Les générations de Jdidis des années 1960 et 1970 ont tous connu Si Mohammed Lebbar, en tant que surveillant du parc Mohammed V, ou parc Lyautey au temps du Protectorat. Cet homme y était tellement attaché qu’il en était presque devenu l’un de ses grands araucarias centenaires. Dès qu’un groupe de gamins ou d’adolescents entraient dans le parc, Si Mohammed Lebbar se mettait derrière eux à l’affût de la moindre atteinte portée aux plantes. Son sifflet sec et strident était entendu jusqu’à la plage qui jouxte cet espace. Si Lebbar, ancien boxeur, était de bonne constitution physique ce qui facilitait sa tâche de surveillance.

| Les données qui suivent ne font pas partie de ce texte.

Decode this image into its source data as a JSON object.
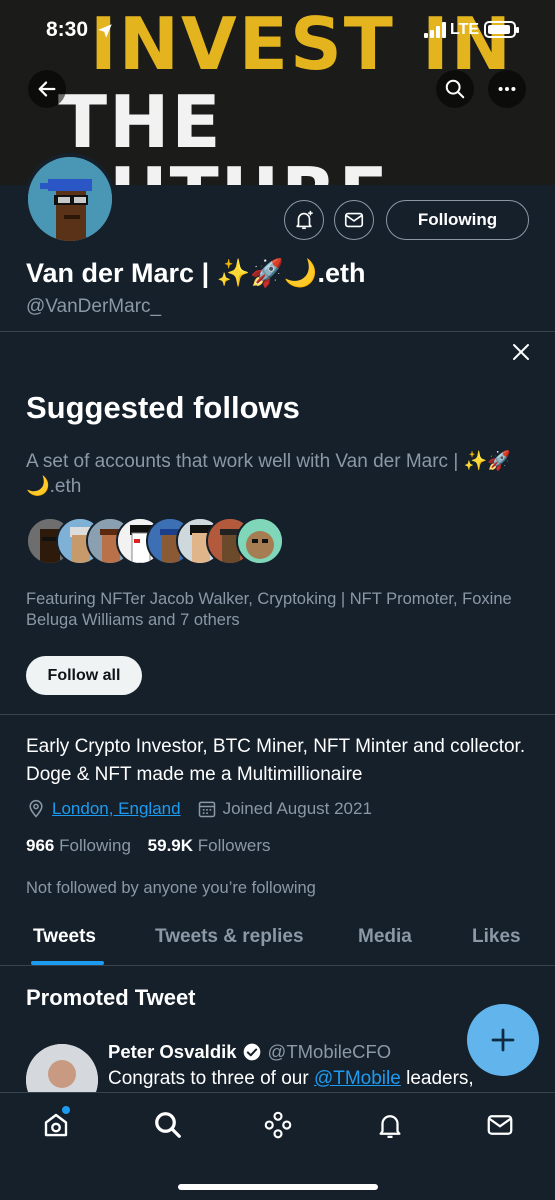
{
  "status_bar": {
    "time": "8:30",
    "network": "LTE"
  },
  "banner": {
    "line1": "INVEST IN",
    "line2": "THE FUTURE"
  },
  "profile": {
    "name": "Van der Marc | ✨🚀🌙.eth",
    "handle": "@VanDerMarc_",
    "following_button": "Following",
    "bio": "Early Crypto Investor, BTC Miner, NFT Minter and collector. Doge & NFT made me a Multimillionaire",
    "location": "London, England",
    "joined": "Joined August 2021",
    "following_count": "966",
    "following_label": "Following",
    "followers_count": "59.9K",
    "followers_label": "Followers",
    "not_followed": "Not followed by anyone you’re following"
  },
  "suggested": {
    "title": "Suggested follows",
    "description": "A set of accounts that work well with Van der Marc | ✨🚀🌙.eth",
    "featuring": "Featuring NFTer Jacob Walker, Cryptoking | NFT Promoter, Foxine Beluga Williams and 7 others",
    "follow_all": "Follow all"
  },
  "tabs": [
    "Tweets",
    "Tweets & replies",
    "Media",
    "Likes"
  ],
  "promoted": {
    "heading": "Promoted Tweet",
    "author": "Peter Osvaldik",
    "handle": "@TMobileCFO",
    "text_before": "Congrats to three of our ",
    "mention": "@TMobile",
    "text_after": " leaders,"
  },
  "colors": {
    "background": "#15202b",
    "accent": "#1d9bf0",
    "muted": "#8b98a5",
    "fab": "#61b4ec"
  },
  "icons": [
    "back-arrow-icon",
    "search-icon",
    "more-icon",
    "notification-bell-icon",
    "mail-icon",
    "close-icon",
    "location-pin-icon",
    "calendar-icon",
    "verified-badge-icon",
    "plus-icon",
    "home-icon",
    "explore-icon",
    "spaces-icon",
    "bell-icon",
    "messages-icon"
  ]
}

Cependant le parcours de cet homme ne peut se résumer à ce rôle de surveillant d’un espace vert. En effet, Si Mohammed Lebbar est issu d’une famille d’origine morisque de Fès qui s’était installée d’abord à Azemmour, première étape vers El Jadida. Son grand-père Haj Mohammed Lebbar faisait partie des membres de la municipalité d’Azemmour désigné en un acte pris par le général d’Amade le 30 juin 1908 au moment de l’entrée des troupes françaises à Azemmour. Son petit-fils, Si Mohammed Lebbar, est né en 1919 à Azemmour. Ils étaient deux garçons dans la famille, lui et son frère M’hammed connu comme ancien mouhtassib à El Jadida dans les années 1960. Dans les traditions orales, on raconte que c’est le fqih Bendahou qui a fait appel à la famille Lebbar pour venir de Fès et s’installer à Azemmour, au tout début du XXème siècle, afin de s’adonner au commerce de tissu anglais dit melf. Bendahou s’est marié à Tahra Lebbar.

L’enfant Si Mohammed allait connaître une vie pleine de rebondissements. D’abord il connut très tôt l’orphelinat puisque son père décéda l’année de sa naissance en 1919. La famille regagna El Jadida où sa mère se remaria avec Abbes de la tribu ouled Salem, alors que l’enfant fut élevé dans le domicile de son grand-père maternel, Raïs Abderrahmane El-Alami (dont la photo se trouve dans le livre : Le port d’El Jadida, une histoire méconnue).

Au moment du retour à El Jadida, sa mère créa Dar el-Maâlma pour la couture en étant l’une des premières femmes à utiliser la machine à coudre Singer.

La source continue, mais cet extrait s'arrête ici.